I have a /48 and use a mixture of autoconf and static IPv6 addresses.

I noticed the other day that I could not get to t-mobile.com website from my desktop.  I dug further and it appears that incapsula is blocking my queries.  I have a static IPv6 address 2001:470:e499:1::7b

On a windows 10 PC, I have a EUI-64 or privacy/autoconf IPv6 address.  It could talk just fine to the t-mobile website via my HE tunnel.

As soon as I configured the windows 10 box to use a static assigned IPv6 address  2001:470:e499:2::75 and not the autoconf one, the t-mobile website stopped responding.  When I re-enabled autoconf address on this box, started working again.

From other devices in my network (ipads, linux laptops, android phones), I can get to the t-mobile website.  These devices all have auto-configured IPv6 addresses.

t-mobile's website is behind an incapsula proxy of some sort.

Why would incapsula block some IPv6 addresses in my net and not others?  Seems like a strange security parameter or setting.

Note that I can ping6 any of these ipv6 website addresses and they respond so I don't believe its a IP-layer issue.

Same goes for trying to connect to www.incapsula.com -- blocks static ipv6 addresses, allows dynamic ipv6 addresses.  They won't respond to support emails since I'm not a customer.  And, would not be fun to try to get through the phalanx of support people at t-mobile to get them to explain whats going on either.

Hoping some folks in HE land have heard of this.

I can post data to back up my hypothesis if need be.




SLAAC gives you a gateway...when you assigned yourself a static address, did you assign yourself the correct gateway?



Yes, I can ping6 the website in question so i believe the ipv6 route to/from works.  I can telnet port 80 to the website address and get back a proxy error when I don't tell the proxy which host I'm trying to reach.

I did some experimenting on a windows pc with selectively changing bytes in the static ipv6 host portion. 

The host's original static IPv6 address was 2001:470:e499:2::75  That system was not able to connect to the webserver.

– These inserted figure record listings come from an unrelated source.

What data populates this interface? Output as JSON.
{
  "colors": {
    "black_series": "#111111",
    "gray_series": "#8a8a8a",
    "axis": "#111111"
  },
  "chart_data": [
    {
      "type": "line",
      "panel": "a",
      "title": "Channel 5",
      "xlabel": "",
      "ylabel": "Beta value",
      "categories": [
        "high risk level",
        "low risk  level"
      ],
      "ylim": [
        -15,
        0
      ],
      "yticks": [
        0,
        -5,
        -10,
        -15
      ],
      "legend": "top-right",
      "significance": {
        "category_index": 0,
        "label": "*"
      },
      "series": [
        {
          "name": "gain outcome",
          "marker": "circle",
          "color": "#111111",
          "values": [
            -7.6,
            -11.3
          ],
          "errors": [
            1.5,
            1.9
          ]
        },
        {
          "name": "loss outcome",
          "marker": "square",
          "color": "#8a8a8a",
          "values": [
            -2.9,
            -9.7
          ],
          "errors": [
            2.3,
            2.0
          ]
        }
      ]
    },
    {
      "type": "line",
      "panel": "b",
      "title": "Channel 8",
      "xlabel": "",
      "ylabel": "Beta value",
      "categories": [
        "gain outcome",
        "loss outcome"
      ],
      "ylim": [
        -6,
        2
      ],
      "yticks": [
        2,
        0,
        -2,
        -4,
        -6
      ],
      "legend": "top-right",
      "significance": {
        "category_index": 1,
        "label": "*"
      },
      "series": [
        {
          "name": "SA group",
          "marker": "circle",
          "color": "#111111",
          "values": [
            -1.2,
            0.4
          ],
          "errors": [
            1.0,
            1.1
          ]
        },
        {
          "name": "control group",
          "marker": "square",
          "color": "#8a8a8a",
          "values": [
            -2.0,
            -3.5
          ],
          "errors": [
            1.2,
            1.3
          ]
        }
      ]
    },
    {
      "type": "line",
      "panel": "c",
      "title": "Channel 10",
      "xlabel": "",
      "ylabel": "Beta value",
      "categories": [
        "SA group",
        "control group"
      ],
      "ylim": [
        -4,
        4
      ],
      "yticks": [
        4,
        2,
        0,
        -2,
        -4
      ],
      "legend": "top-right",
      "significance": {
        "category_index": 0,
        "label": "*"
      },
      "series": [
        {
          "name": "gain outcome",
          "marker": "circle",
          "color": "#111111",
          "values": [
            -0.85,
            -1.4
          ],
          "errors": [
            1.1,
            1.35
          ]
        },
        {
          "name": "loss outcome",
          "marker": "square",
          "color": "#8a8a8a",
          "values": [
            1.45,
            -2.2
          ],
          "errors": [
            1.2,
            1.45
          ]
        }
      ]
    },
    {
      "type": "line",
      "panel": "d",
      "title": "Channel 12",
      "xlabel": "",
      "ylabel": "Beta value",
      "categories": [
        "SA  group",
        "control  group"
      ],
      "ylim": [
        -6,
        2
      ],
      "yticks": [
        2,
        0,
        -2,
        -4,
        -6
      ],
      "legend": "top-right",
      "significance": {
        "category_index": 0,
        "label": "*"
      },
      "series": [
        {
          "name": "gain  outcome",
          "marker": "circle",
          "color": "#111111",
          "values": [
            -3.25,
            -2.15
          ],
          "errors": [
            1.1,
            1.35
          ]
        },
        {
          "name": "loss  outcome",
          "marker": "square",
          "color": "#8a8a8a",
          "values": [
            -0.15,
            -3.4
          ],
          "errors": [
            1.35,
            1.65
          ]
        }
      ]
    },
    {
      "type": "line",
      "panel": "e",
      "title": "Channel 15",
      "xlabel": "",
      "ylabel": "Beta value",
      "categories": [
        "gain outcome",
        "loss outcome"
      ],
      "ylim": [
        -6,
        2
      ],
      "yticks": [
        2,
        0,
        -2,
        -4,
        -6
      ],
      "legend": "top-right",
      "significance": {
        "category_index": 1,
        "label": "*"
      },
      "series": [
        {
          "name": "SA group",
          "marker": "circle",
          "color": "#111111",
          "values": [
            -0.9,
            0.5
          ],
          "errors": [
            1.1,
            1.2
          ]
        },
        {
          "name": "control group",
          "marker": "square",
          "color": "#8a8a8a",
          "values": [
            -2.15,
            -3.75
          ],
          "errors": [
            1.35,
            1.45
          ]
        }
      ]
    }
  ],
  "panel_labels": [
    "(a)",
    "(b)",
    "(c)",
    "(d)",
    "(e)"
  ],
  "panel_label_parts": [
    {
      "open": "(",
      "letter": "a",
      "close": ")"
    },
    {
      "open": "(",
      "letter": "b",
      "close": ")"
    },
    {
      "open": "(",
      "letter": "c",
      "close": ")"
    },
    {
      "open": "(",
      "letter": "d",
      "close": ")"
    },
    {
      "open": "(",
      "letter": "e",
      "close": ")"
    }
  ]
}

When I changed the ipv6 address to 2001:470:e499:2:200:200:0:0:75, it was able to connect to the website.

2001:470:e499:2:2000:2000:0:75 fails

2011:470:e499:2:0:1:0:75 works

Lots of other variants worked, didnt work, etc.  I couldnt really discern a pattern based on the IPv6 addressing constraints that I'm aware of.

Also, the router I'm using is a linux box I've built/configured and am routing through my HE ipv6 tunnel.